Enunciado tem aqui um significado extremamente importante. Em Arqueologia do Saber, Foucault define enunciado como "uma função que cruza um domínio de estruturas e de unidades possíveis e que faz com que [essas unidades e estruturas] apareçam, com conteúdos concretos no tempo e no espaço" (1997: 99). Essa formulação, aparentemente enigmática, deve ser entendida da seguinte maneira: um enunciado é uma espécie de arranjo possível que, observado a partir de sistemas lógicos ou lingüísticos, constitui coisas como proposições, frases, etc. Mas o enunciado não está ao lado, nem acima, nem abaixo de frases ou proposições, ele "está sempre dentro de unidades desse gênero, ou mesmo dentro de seqüências de signos que não obedecem às leis dessas unidades" (1997: 128) **.

A análise da região intermediária, da experiência nua da ordem, traça os desdobramentos múltiplos dos enunciados, suas irrupções, muitas vezes descontínuas, que as reflexões e as interpretações outras tantas vezes mascararam sob a forma de unidades explicativas. É uma análise que revela essa região como um "a priori histórico", conforme já dizia Foucault, em As Palavras e as Coisas:

No presente estudo é essa experiência [nua da ordem] que se pretende analisar. [...] Tal análise, como se vê, não compete à história das idéias ou das ciências: é antes um estudo que se esforça por encontrar a partir de que foram possíveis conhecimentos e teorias; segundo qual espaço de ordem se constituiu o saber, na base de qual a priori histórico e no elemento de qual positividade puderam aparecer idéias, constituir-se ciências, refletir-se experiências em filosofias, formar-se racionalidades, para talvez se desarticularem e logo desvanecerem (1995: 11).
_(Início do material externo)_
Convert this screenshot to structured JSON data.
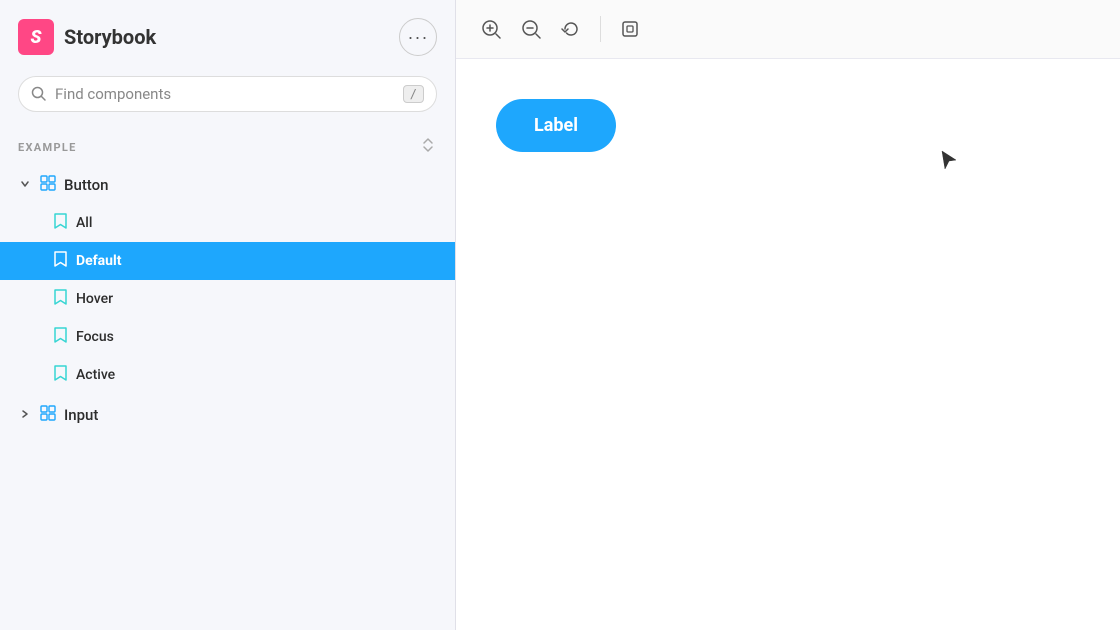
{
  "app": {
    "title": "Storybook",
    "logo_letter": "S"
  },
  "sidebar": {
    "more_button_label": "···",
    "search": {
      "placeholder": "Find components",
      "shortcut": "/"
    },
    "section": {
      "label": "EXAMPLE",
      "sort_icon": "⇅"
    },
    "tree": [
      {
        "id": "button",
        "label": "Button",
        "expanded": true,
        "stories": [
          {
            "id": "all",
            "label": "All",
            "active": false
          },
          {
            "id": "default",
            "label": "Default",
            "active": true
          },
          {
            "id": "hover",
            "label": "Hover",
            "active": false
          },
          {
            "id": "focus",
            "label": "Focus",
            "active": false
          },
          {
            "id": "active",
            "label": "Active",
            "active": false
          }
        ]
      },
      {
        "id": "input",
        "label": "Input",
        "expanded": false,
        "stories": []
      }
    ]
  },
  "canvas": {
    "zoom_in_label": "⊕",
    "zoom_out_label": "⊖",
    "zoom_reset_label": "↺",
    "frame_label": "⬚",
    "preview_button_label": "Label"
  },
  "icons": {
    "search": "🔍",
    "bookmark": "🔖",
    "chevron_down": "▾",
    "chevron_right": "▶"
  }
}
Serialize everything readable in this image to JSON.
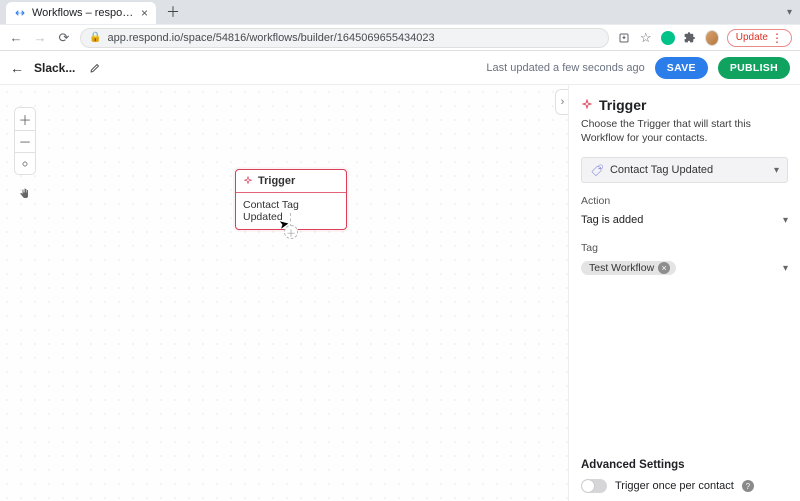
{
  "browser": {
    "tab_title": "Workflows – respond.io",
    "url": "app.respond.io/space/54816/workflows/builder/1645069655434023",
    "update_label": "Update"
  },
  "appbar": {
    "workflow_name": "Slack...",
    "last_updated": "Last updated a few seconds ago",
    "save_label": "SAVE",
    "publish_label": "PUBLISH"
  },
  "canvas": {
    "node_title": "Trigger",
    "node_subtitle": "Contact Tag Updated"
  },
  "panel": {
    "title": "Trigger",
    "description": "Choose the Trigger that will start this Workflow for your contacts.",
    "trigger_selected": "Contact Tag Updated",
    "action_label": "Action",
    "action_value": "Tag is added",
    "tag_label": "Tag",
    "tag_chip": "Test Workflow",
    "advanced_title": "Advanced Settings",
    "toggle_label": "Trigger once per contact"
  }
}
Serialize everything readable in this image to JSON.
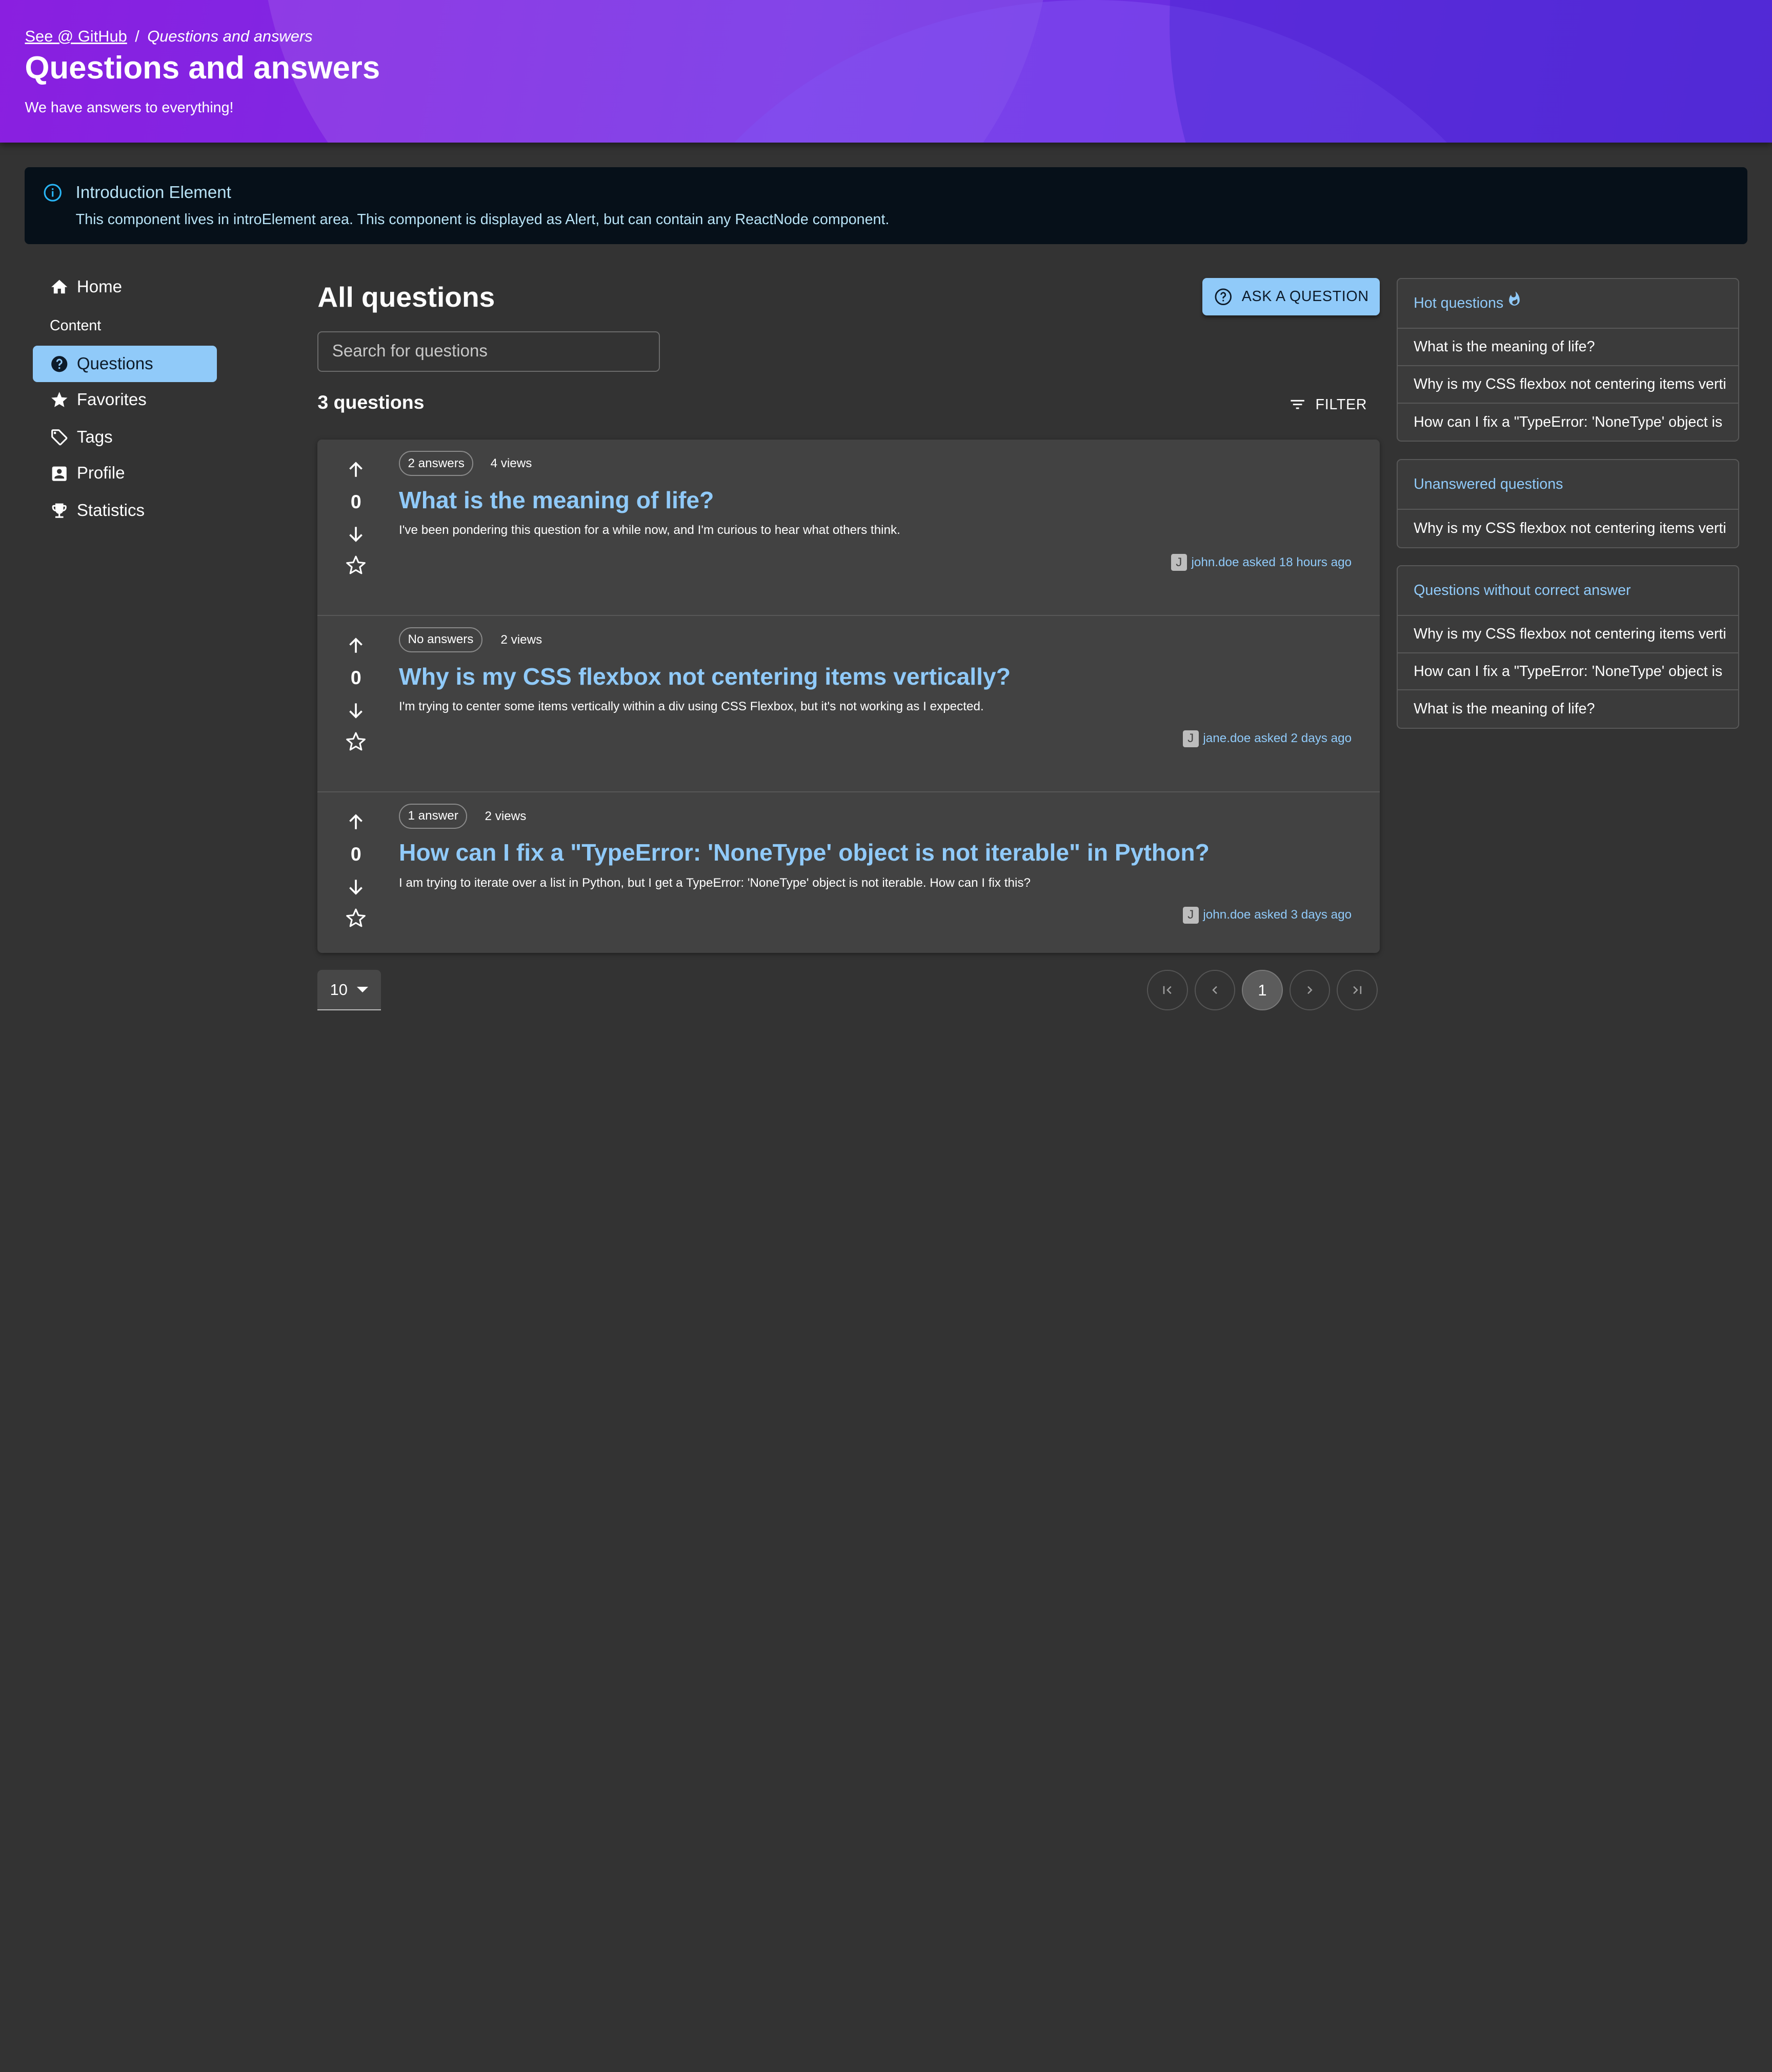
{
  "header": {
    "breadcrumb_link": "See @ GitHub",
    "breadcrumb_separator": "/",
    "breadcrumb_current": "Questions and answers",
    "title": "Questions and answers",
    "subtitle": "We have answers to everything!",
    "gradient_colors": [
      "#8a1fe0",
      "#7530e6",
      "#5a2ad8"
    ]
  },
  "alert": {
    "icon": "info-icon",
    "title": "Introduction Element",
    "text": "This component lives in introElement area. This component is displayed as Alert, but can contain any ReactNode component."
  },
  "sidebar": {
    "items": [
      {
        "label": "Home",
        "icon": "home-icon"
      },
      {
        "label": "Questions",
        "icon": "help-circle-icon",
        "active": true
      },
      {
        "label": "Favorites",
        "icon": "star-icon"
      },
      {
        "label": "Tags",
        "icon": "tag-icon"
      },
      {
        "label": "Profile",
        "icon": "account-box-icon"
      },
      {
        "label": "Statistics",
        "icon": "trophy-icon"
      }
    ],
    "section_label": "Content"
  },
  "main": {
    "title": "All questions",
    "ask_button": "ASK A QUESTION",
    "search_placeholder": "Search for questions",
    "count": "3 questions",
    "filter_button": "FILTER",
    "questions": [
      {
        "answers": "2 answers",
        "views": "4 views",
        "score": "0",
        "title": "What is the meaning of life?",
        "excerpt": "I've been pondering this question for a while now, and I'm curious to hear what others think.",
        "avatar_letter": "J",
        "meta": "john.doe asked 18 hours ago"
      },
      {
        "answers": "No answers",
        "views": "2 views",
        "score": "0",
        "title": "Why is my CSS flexbox not centering items vertically?",
        "excerpt": "I'm trying to center some items vertically within a div using CSS Flexbox, but it's not working as I expected.",
        "avatar_letter": "J",
        "meta": "jane.doe asked 2 days ago"
      },
      {
        "answers": "1 answer",
        "views": "2 views",
        "score": "0",
        "title": "How can I fix a \"TypeError: 'NoneType' object is not iterable\" in Python?",
        "excerpt": "I am trying to iterate over a list in Python, but I get a TypeError: 'NoneType' object is not iterable. How can I fix this?",
        "avatar_letter": "J",
        "meta": "john.doe asked 3 days ago"
      }
    ],
    "pagination": {
      "page_size": "10",
      "current_page": "1"
    }
  },
  "right": {
    "hot": {
      "title": "Hot questions",
      "items": [
        "What is the meaning of life?",
        "Why is my CSS flexbox not centering items verti",
        "How can I fix a \"TypeError: 'NoneType' object is"
      ]
    },
    "unanswered": {
      "title": "Unanswered questions",
      "items": [
        "Why is my CSS flexbox not centering items verti"
      ]
    },
    "no_correct": {
      "title": "Questions without correct answer",
      "items": [
        "Why is my CSS flexbox not centering items verti",
        "How can I fix a \"TypeError: 'NoneType' object is",
        "What is the meaning of life?"
      ]
    }
  },
  "colors": {
    "background": "#333333",
    "surface": "#424242",
    "accent": "#90caf9",
    "alert_bg": "#061019"
  }
}
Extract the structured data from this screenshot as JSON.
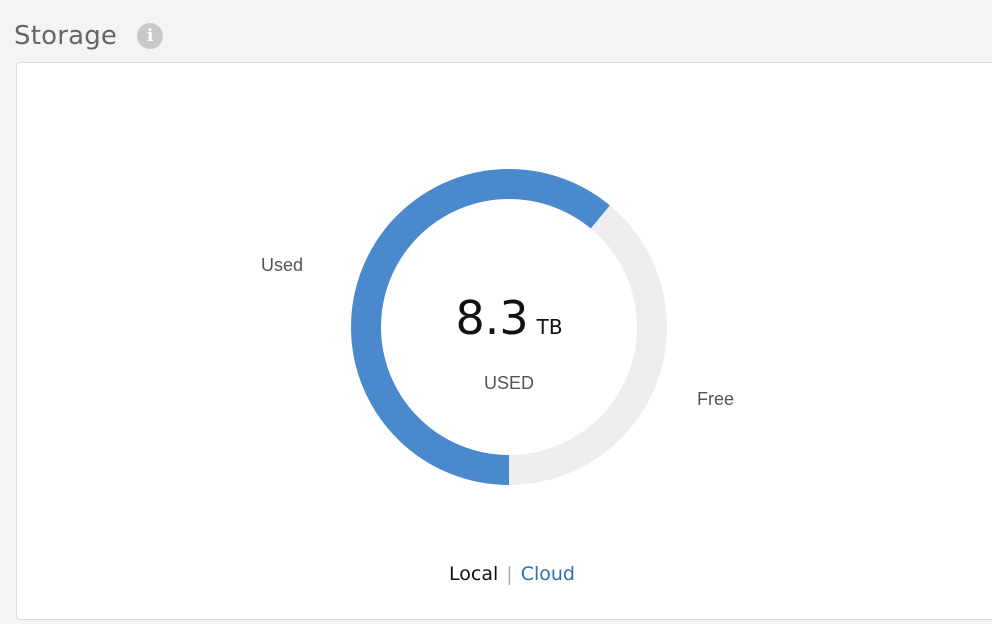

A priori histórico, episteme

O termo a priori histórico, conforme explica Foucault em Arqueologia do Saber, não designa uma condição de validade de juízos ou verdades que não se poderia formular, mas a maneira mesma como os enunciados emergem, subsistem, coexistem uns com os outros, se transformam, desaparecem em práticas discursivas (1997: 146-147). O desdobramento dos enunciados é um espaço concreto em que idéias, ciências, teorias, conhecimentos lutam por se estabilizar. Em As Palavras e as Coisas, Foucault também chama esse espaço de "positividade" e de "episteme":

[...] o que se quer trazer à luz é o campo epistemológico, a epistémê onde os conhecimentos, encarados fora de qualquer critério referente a seu valor racional ou a suas formas objetivas, enraízam sua positividade e manifestam assim uma outra história que não é a de sua perfeição crescente, mas, antes, a de suas condições de possibilidade; nesse relato, o que deve aparecer são, no espaço do saber, as configurações que deram lugar às formas diversas do conhecimento empírico. Mais que de uma história no sentido tradicional da palavra, trata-se de uma "arqueologia" (1995: 10-12).

Conforme diz Foucault em Arqueologia do Saber, a episteme, revelada pela análise arqueológica, não deve ser considerada como "um tipo de racionalidade que, atravessando as ciências mais diversas, manifestaria a unidade soberana de um sujeito, de um espírito ou de uma época" (1997: 217) - ela não se separa do conjunto problemático de relações que se podem descobrir entre enunciados em determinados discursos. Qualquer redução dessas relações a um sistema de postulados ou qualquer subsunção delas a um sujeito, empírico ou transcendental, poderá ser, do ponto de vista da arqueologia, uma atitude precipitada. Podemos ver então o valor crítico dessas abordagens de Foucault e de Hacking, que ao meu ver, constituem um contraponto às reflexões e às pesquisas que tradicionalmente são empreendidas tanto na Filosofia quantos nas chamadas Ciências Humanas.

Bibliografia

ERIBON, D. Michel Foucault. St-Amand: Flammarion, 1999.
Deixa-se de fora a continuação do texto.